La politique post-vérité est anti-rationnelle. L'émotion a subitement triomphé de la raison dans 2016. L'amour et / ou la haine a intellect battu. C'est vrai pour le slogan «l'amour l'emporte sur la haine» d'Hillary Clinton autant que pour son adversaire.

Les nouvelles technologies politiques rendent les plus anciennes obsolètes. Tant dans la campagne référendaire britannique que dans les élections américaines, les sondages d'opinion traditionnels n'ont pas réussi à capter l'émotion exprimée sur les plateformes de médias sociaux.

De retour dans 1938, ce fut British Gallup et la rivale Mass-Observation qui furent les technologies politiques innovantes. En utilisant des techniques très différentes, chacun a offert un aperçu neuf de la psychologie du comportement politique et a tenté de dévoiler la lèvre supérieure rigide de l'électorat britannique.

Mass-Observation a tenté de pénétrer dans la tête des gens et a diagnostiqué un phénomène croissant de «fatigue de crise» en réponse à une tension nerveuse et à «un sentiment de crise continue».

Presque immédiatement après le référendum sur l'UE, les thérapeutes rapporté "Niveaux d'anxiété et de désespoir incroyablement élevés, avec peu de patients souhaitant parler de quelque chose d'autre". Et la nature viscérale de la campagne électorale américaine a contribué, tragiquement, à la augmentation exponentielle des appels aux lignes d'assistance au suicide. La crise nationale est inévitablement internalisée.
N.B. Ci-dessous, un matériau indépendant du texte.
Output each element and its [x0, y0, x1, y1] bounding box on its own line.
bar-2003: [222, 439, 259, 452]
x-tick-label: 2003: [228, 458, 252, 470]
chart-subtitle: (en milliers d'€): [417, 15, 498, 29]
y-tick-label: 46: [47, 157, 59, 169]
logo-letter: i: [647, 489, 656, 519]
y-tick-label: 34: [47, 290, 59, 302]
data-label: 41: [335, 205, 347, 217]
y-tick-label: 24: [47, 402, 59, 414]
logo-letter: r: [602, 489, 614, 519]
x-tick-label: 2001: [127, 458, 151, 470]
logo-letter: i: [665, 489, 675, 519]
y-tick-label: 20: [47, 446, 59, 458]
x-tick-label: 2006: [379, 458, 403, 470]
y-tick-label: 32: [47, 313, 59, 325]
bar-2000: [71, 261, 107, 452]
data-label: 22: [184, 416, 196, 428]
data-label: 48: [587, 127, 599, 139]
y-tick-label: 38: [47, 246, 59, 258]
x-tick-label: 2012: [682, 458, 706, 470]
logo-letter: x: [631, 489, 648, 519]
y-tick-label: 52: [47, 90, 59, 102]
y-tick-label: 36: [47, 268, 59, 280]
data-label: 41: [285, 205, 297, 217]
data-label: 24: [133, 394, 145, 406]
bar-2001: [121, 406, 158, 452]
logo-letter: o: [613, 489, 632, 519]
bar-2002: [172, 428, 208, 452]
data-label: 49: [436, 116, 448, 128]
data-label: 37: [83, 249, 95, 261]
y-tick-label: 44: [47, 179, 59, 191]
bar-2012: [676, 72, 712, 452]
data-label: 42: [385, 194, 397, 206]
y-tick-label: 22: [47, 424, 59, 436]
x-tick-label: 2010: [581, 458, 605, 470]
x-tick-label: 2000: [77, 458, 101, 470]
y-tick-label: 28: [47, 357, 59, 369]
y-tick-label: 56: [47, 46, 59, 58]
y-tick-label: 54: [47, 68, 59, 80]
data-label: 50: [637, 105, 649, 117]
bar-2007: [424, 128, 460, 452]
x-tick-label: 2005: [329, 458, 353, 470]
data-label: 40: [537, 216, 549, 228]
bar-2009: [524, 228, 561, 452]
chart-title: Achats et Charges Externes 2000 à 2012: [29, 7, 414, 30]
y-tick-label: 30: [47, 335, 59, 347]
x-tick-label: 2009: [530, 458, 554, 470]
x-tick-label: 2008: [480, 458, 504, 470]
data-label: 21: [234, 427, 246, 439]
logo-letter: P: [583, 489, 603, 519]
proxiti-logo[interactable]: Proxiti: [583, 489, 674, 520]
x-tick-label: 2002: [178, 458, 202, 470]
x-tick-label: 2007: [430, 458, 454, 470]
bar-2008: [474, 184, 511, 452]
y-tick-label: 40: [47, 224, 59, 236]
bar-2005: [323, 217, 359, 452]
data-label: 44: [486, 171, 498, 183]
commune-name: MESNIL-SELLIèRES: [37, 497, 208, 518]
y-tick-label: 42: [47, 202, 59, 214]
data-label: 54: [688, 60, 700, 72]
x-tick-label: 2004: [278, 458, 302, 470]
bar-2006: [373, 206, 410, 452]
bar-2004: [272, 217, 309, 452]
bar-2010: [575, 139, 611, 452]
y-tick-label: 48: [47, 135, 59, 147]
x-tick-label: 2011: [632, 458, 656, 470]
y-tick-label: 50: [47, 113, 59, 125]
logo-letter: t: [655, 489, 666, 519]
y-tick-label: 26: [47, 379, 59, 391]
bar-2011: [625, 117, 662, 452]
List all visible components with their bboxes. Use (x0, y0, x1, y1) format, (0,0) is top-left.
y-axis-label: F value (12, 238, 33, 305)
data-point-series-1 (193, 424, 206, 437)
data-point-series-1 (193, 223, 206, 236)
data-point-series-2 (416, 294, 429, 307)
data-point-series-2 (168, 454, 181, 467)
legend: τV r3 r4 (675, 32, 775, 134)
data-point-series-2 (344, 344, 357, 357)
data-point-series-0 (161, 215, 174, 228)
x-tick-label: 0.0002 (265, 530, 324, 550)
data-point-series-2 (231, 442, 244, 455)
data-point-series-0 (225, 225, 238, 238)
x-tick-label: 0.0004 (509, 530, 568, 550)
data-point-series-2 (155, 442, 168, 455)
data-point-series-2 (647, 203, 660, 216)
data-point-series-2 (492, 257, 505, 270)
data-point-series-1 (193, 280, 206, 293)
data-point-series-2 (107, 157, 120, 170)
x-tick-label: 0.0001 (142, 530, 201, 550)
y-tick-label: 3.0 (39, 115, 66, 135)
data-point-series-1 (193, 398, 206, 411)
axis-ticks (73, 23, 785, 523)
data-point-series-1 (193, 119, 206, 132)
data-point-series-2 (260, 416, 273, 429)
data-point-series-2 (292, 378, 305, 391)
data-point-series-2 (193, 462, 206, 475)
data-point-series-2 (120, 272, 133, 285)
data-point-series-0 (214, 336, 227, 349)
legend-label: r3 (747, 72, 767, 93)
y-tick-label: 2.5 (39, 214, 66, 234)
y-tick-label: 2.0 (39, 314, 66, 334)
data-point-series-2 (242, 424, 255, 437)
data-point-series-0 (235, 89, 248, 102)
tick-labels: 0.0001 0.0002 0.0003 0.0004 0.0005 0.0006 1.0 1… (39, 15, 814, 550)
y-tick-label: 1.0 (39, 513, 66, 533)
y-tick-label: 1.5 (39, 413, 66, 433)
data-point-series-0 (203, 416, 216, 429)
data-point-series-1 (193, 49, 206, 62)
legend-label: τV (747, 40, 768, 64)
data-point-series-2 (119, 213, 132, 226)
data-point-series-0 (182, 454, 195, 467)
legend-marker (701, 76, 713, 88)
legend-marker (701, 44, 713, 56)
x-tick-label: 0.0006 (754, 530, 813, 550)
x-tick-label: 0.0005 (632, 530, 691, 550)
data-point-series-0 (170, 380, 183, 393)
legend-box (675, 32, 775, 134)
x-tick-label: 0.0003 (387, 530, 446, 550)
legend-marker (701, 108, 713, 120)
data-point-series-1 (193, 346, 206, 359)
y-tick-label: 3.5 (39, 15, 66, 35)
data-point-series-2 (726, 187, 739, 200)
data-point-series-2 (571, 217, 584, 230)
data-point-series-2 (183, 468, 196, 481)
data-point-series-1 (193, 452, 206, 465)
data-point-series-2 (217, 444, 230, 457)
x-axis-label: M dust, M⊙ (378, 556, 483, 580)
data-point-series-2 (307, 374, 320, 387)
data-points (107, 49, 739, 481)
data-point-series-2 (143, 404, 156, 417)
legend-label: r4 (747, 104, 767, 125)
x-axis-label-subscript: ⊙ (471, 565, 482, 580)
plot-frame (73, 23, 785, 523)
Réfléchissant sur les retombées psychologiques de la crise de Munich, le romancier EM Forster a observé que: «exaltés dans des directions opposées, certains d'entre nous se sont élevés au-dessus de nous-mêmes, et d'autres se sont suicidés».

Au moment où 1938 touchait à sa fin, les conversations verbales et physiques du fatalisme, de l'anxiété, de la maladie, de la dépression et de la mort imminente dominaient les conversations sérieuses. Lucas a écrit dans son journal:

La crise semble avoir rempli le monde d'effondrements nerveux. Ou peut-être que la crise elle-même n'était qu'une crise nerveuse de plus d'un monde conduit par le rythme meurtrier de la vie moderne et de la compétition dans une neurasthénie toujours plus violente.

Il est trop simpliste de dire que l'histoire se répète. Et pourtant, tout au long de l'année écoulée, je ne pouvais pas échapper au sentiment que nous étions ici avant. Nous partageons avec ceux qui ont vécu 1938 une sensibilité écrasante de perplexité, de suspense, de désespoir et de peur de l'inconnu. Je ne peux pas m'empêcher de me demander ce que les futurs historiens feront de 2016.

C'est probablement un sage conseil d'aller voir un bon film pendant les vacances - et La La Land, déjà pressenti pour remporter un Oscar, pourrait fournir le genre d'évasion dont on a besoin. Cependant, quand quelqu'un vient faire le film de 2016, la bande-son sera probablement la fin de Leonard Cohen Vous le voulez plus sombre. Cela ressemble certainement à 1938 encore une fois. Il est temps de commencer à tenir un journal.

La Conversation

A propos de l'auteur

Julie Gottlieb, Lecteur dans l'histoire moderne, Université de Sheffield

Cet article a été publié initialement le La Conversation. Lis le article original.